I Am Not A Number!

In college, we studied the film 2001, as a monumental statement of man’s lack of vitality in the future, and some would say the present too, that of course would lead to machines not only working to make our lives easier, but in effect ending our lives too as they saw fit. In today’s Internet connected world, the planet seems smaller, and there is a lot of communication going out, (like this weblog), but there’s also static. The system eventually gets inundated with all the messages going back and forth, to the point that we become nothing more than peers: clients, customers, users, nodes, ip addresses, etc. We lose our identity and become a number. When that realization smacks up against you on your computer monitor, all of a sudden our instincts take over and we want out of The Matrix. Eventually our senses calm us down and we settle back into our cooperative and normal operating procedure, we just live with it.

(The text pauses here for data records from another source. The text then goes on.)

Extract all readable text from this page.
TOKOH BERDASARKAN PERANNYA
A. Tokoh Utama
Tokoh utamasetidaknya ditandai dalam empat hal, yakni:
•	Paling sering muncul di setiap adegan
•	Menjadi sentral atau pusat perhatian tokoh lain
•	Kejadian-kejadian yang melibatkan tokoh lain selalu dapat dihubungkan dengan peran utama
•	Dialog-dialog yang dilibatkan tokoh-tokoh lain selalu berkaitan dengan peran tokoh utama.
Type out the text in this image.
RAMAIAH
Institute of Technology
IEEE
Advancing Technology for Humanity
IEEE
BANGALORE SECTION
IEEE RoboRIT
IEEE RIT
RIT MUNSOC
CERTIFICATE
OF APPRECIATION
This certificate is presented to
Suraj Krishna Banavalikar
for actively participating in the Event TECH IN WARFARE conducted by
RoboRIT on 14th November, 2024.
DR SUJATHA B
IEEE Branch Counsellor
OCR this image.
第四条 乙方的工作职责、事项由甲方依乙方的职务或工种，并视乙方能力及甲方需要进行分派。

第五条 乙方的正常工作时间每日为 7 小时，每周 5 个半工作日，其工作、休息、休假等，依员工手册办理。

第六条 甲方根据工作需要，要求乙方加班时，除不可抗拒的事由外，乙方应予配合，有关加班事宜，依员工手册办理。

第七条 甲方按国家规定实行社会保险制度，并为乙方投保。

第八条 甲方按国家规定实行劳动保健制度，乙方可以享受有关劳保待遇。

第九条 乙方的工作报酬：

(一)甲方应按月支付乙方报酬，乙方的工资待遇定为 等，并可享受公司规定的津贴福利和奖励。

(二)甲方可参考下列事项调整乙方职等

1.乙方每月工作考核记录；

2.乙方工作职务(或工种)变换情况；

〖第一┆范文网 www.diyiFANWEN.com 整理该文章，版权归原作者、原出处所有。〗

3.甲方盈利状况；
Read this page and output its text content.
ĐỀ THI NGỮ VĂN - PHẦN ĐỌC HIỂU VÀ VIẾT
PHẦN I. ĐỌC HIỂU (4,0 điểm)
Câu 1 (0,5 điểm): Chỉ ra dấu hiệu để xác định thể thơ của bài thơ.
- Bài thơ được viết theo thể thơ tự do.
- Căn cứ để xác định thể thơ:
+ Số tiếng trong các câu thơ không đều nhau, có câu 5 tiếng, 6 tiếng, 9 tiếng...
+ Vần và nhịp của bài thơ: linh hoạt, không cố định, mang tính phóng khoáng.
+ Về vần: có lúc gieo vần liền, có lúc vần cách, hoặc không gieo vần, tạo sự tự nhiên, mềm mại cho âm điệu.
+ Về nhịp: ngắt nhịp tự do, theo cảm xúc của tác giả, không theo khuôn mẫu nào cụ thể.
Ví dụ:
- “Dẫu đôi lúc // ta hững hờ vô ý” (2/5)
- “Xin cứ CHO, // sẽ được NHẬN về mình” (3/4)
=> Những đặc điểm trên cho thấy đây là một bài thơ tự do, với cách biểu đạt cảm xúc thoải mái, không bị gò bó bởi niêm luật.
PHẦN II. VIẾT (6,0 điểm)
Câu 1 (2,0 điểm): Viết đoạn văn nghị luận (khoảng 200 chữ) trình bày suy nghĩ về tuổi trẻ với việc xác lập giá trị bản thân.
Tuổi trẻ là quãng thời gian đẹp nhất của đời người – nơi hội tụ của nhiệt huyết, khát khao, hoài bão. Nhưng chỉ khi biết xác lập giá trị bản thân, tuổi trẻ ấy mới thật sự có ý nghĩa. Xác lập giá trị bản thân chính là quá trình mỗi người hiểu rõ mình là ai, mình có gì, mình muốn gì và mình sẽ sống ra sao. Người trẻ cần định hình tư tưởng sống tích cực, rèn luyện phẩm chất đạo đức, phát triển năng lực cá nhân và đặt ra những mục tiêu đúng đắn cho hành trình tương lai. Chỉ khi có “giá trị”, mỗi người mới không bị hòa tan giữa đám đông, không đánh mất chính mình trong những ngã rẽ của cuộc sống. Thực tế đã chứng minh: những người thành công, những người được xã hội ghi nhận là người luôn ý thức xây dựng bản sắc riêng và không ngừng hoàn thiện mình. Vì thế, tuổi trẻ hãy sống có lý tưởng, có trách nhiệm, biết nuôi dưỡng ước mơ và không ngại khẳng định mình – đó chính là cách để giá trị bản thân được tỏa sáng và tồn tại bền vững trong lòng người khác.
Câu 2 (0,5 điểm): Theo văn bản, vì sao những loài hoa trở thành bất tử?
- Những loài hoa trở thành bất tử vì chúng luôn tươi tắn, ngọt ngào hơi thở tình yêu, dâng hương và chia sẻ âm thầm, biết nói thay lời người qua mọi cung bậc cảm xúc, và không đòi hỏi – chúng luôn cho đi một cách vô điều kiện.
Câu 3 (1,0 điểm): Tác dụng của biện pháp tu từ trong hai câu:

This brings me to my own personal email inbox and the occasional annoying spam email. It annoys me because someone sent me an email about something, when I never asked them to at all. The fact is pretty clear that it is also worse than this, they don’t really know me at all, to them I am just a number, an email address, and even if I contacted them, I would be identified as email address so and so, still no recognition of who I really am. Somewhere out there a script or program ran and it grouped me from a list of addresses and emailed me. There really is nothing personal about the whole thing. Imagine if a complete stranger walked by you and threw a piece of paper in your face. You’d most likely smack him back, but in the digital world you can’t.

You start to think, well if a machine did this to me, I can just correct it in a matter of seconds, right? I just go to the website and input my email address and tell the machine to no longer email me right? And I do just that, and the message that my monitor comes up with is, “Please allow up to 2 weeks for this change to take effect…“! You are kidding me right? The computer took probably less than a minute to add my name to an email and send it to me, and I am really to believe it takes the same computer 2 weeks to remove my name from it’s database! I hardly doubt there is a person who is going through all these email names and removing them one by one. The truth is that the machine does not know what I am or what responses I can have. It does not care if I get angry or am happy. It just executes the commands it has been told.

I am a number. Yet I am not a number.